Note: The stripe artefacts would also occur if the raw data itself had differing dimension resolutions, as assumed in the OP, but this will rarely be the case because data is typically the same res in both spatial dimensions.

If we instead explicitly ensure the DataProcessor linear coordinate mappings perform the same scaling in both spatial dimensions, we resolve the stripe issue: data_processor = DataProcessor(x1_name="lat", x2_name="lon", x1_map=(15, 75), x2_map=(200, 275)). Encoding below:

encoding

I will revise my suggestion about resampling gridded data in the DataProcessor: instead we should ensure the coord mappings use the same scaling and raise a warning if the user explicitly does otherwise.

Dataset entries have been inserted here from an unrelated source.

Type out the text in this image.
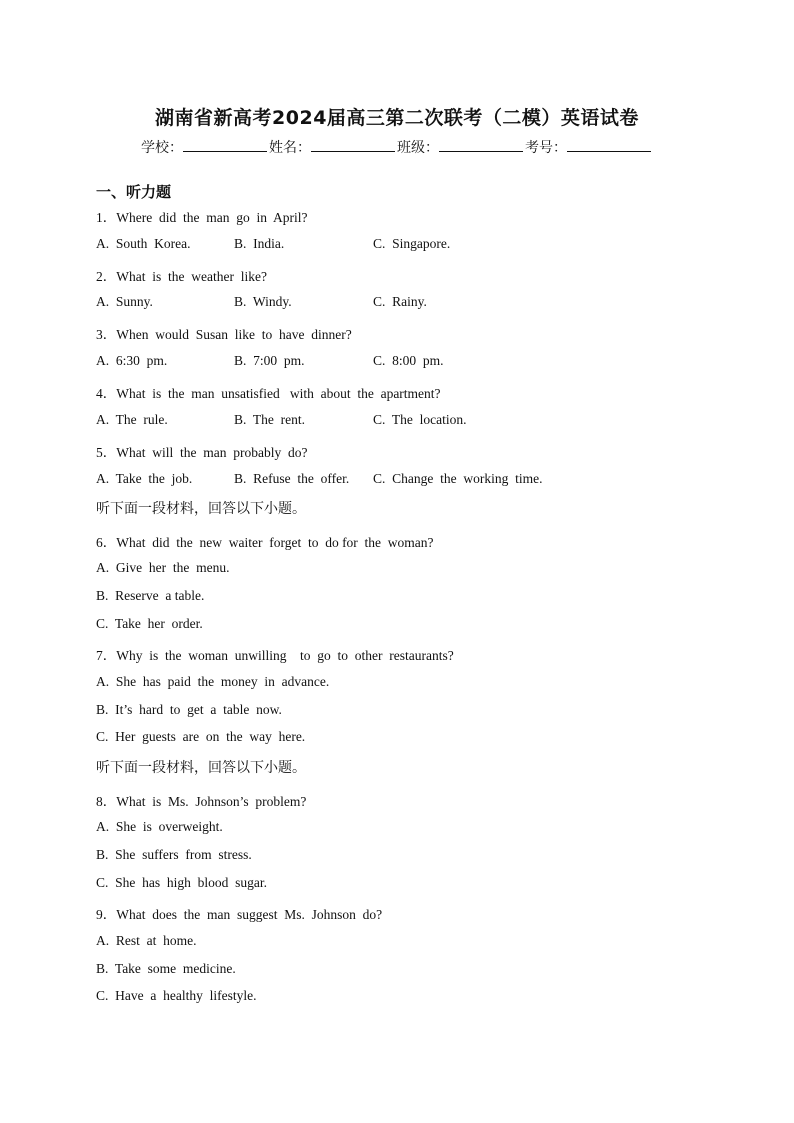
湖南省新高考2024届高三第二次联考（二模）英语试卷
学校：	姓名：	班级：	考号：
一、听力题
1．Where  did  the  man  go  in  April?
A.  South  Korea.	B.  India.	C.  Singapore.
2．What  is  the  weather  like?
A.  Sunny.	B.  Windy.	C.  Rainy.
3．When  would  Susan  like  to  have  dinner?
A.  6:30  pm.	B.  7:00  pm.	C.  8:00  pm.
4．What  is  the  man  unsatisfied   with  about  the  apartment?
A.  The  rule.	B.  The  rent.	C.  The  location.
5．What  will  the  man  probably  do?
A.  Take  the  job.	B.  Refuse  the  offer. C.  Change  the  working  time.
听下面一段材料，回答以下小题。
6．What  did  the  new  waiter  forget  to  do for  the  woman?
A.  Give  her  the  menu.
B.  Reserve  a table.
C.  Take  her  order.
7．Why  is  the  woman  unwilling    to  go  to  other  restaurants?
A.  She  has  paid  the  money  in  advance.
B.  It’s  hard  to  get  a  table  now.
C.  Her  guests  are  on  the  way  here.
听下面一段材料，回答以下小题。
8．What  is  Ms.  Johnson’s  problem?
A.  She  is  overweight.
B.  She  suffers  from  stress.
C.  She  has  high  blood  sugar.
9．What  does  the  man  suggest  Ms.  Johnson  do?
A.  Rest  at  home.
B.  Take  some  medicine.
C.  Have  a  healthy  lifestyle.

tom-andersson commented 8 months ago

Closed by https://github.com/tom-andersson/deepsensor/commit/1c267197a9794302c1f1bb33dd3aa9b44360c8ed. Now, the aspect ratio of the data is preserved when auto-normalising coordinates with the DataProcessor. If the user manually provides x1_map and x2_map to DataProcessor, a warning is raised if the two mappings would warp the aspect ratio (thus producing ConvNP encoding stripes).